A partir do dia 1º de março, passam a valer em todo o país novas regras estabelecidas pelo Ministério do Trabalho e Emprego que alteram a autorização para o trabalho em domingos e feriados, especialmente no setor do comércio. A medida está prevista na Portaria nº 3.665/2023 e reforça a exigência de negociação coletiva entre empregadores e trabalhadores.
A principal mudança determina que empresas do comércio só poderão autorizar o funcionamento com trabalho de empregados em feriados se houver previsão expressa em convenção coletiva de trabalho, firmada entre o sindicato patronal e o sindicato da categoria profissional. Até então, havia possibilidade de autorização por meio de acordo individual ou respaldo em normas mais amplas.
O que muda na prática, com a nova regulamentação:
O trabalho em feriados no comércio dependerá obrigatoriamente de negociação coletiva;
A convenção deverá definir regras como pagamento de adicionais, concessão de folgas compensatórias e organização da jornada;
A legislação municipal continuará sendo observada quanto à autorização de funcionamento do comércio.

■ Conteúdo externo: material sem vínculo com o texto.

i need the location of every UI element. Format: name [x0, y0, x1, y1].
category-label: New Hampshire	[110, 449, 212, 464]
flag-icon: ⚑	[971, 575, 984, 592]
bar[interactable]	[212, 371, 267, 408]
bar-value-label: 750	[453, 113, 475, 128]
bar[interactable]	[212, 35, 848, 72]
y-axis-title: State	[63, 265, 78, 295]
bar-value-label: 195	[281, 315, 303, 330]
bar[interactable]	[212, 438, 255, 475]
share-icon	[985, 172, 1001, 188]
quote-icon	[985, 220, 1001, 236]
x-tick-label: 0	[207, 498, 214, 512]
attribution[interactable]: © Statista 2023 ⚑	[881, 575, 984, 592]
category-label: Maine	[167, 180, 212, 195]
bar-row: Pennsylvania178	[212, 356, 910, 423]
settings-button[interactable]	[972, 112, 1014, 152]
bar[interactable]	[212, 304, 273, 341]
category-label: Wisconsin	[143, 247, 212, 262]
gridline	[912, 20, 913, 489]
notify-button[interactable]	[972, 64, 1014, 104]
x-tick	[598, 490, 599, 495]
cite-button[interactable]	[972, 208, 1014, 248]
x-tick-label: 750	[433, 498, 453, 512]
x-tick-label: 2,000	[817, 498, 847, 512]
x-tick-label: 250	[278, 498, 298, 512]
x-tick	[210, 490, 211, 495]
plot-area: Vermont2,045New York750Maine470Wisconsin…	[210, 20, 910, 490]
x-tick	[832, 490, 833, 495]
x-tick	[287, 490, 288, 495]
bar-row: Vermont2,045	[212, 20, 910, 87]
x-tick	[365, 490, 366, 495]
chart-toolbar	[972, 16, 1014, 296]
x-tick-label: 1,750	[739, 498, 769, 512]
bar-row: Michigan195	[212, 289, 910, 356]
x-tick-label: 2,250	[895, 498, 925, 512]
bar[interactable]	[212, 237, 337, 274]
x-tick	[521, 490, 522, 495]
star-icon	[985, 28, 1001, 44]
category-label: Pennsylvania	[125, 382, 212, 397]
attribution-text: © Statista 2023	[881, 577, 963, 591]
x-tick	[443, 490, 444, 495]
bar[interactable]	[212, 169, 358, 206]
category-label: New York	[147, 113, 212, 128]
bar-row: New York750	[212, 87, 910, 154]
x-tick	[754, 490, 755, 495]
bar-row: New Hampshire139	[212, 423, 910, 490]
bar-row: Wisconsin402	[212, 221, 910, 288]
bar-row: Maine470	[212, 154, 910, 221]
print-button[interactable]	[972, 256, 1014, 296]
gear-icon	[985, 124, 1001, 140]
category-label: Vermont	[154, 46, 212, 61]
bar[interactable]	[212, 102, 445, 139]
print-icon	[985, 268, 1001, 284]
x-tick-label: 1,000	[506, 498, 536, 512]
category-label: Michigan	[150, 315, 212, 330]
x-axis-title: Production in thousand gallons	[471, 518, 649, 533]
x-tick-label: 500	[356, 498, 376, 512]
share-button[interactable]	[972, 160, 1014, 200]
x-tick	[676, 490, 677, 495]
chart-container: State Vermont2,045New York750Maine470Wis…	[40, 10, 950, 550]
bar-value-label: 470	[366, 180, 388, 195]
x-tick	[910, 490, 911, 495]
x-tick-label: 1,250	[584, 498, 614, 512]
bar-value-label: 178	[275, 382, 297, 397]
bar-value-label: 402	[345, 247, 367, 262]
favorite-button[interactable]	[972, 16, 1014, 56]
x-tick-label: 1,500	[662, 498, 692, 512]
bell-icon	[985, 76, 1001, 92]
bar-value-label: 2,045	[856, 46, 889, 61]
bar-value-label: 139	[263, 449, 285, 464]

No caso dos domingos, a permissão para o trabalho permanece autorizada conforme já previsto na legislação, mas devem ser respeitadas as normas sobre descanso semanal remunerado e escalas de revezamento.
Objetivo da medida
Segundo o governo federal, a atualização busca restabelecer a valorização da negociação coletiva prevista na legislação trabalhista, fortalecendo o papel dos sindicatos na definição das condições de trabalho. A norma também reafirma dispositivos da Lei nº 10.101/2000, que trata da participação dos trabalhadores nos lucros e resultados e estabelece diretrizes para o funcionamento do comércio em feriados.
A portaria havia sido publicada em 2023, mas teve sua aplicação adiada para permitir que empresas e entidades sindicais se adaptassem às novas exigências. Agora, com a entrada em vigor confirmada para março, a regra passa a ter validade efetiva.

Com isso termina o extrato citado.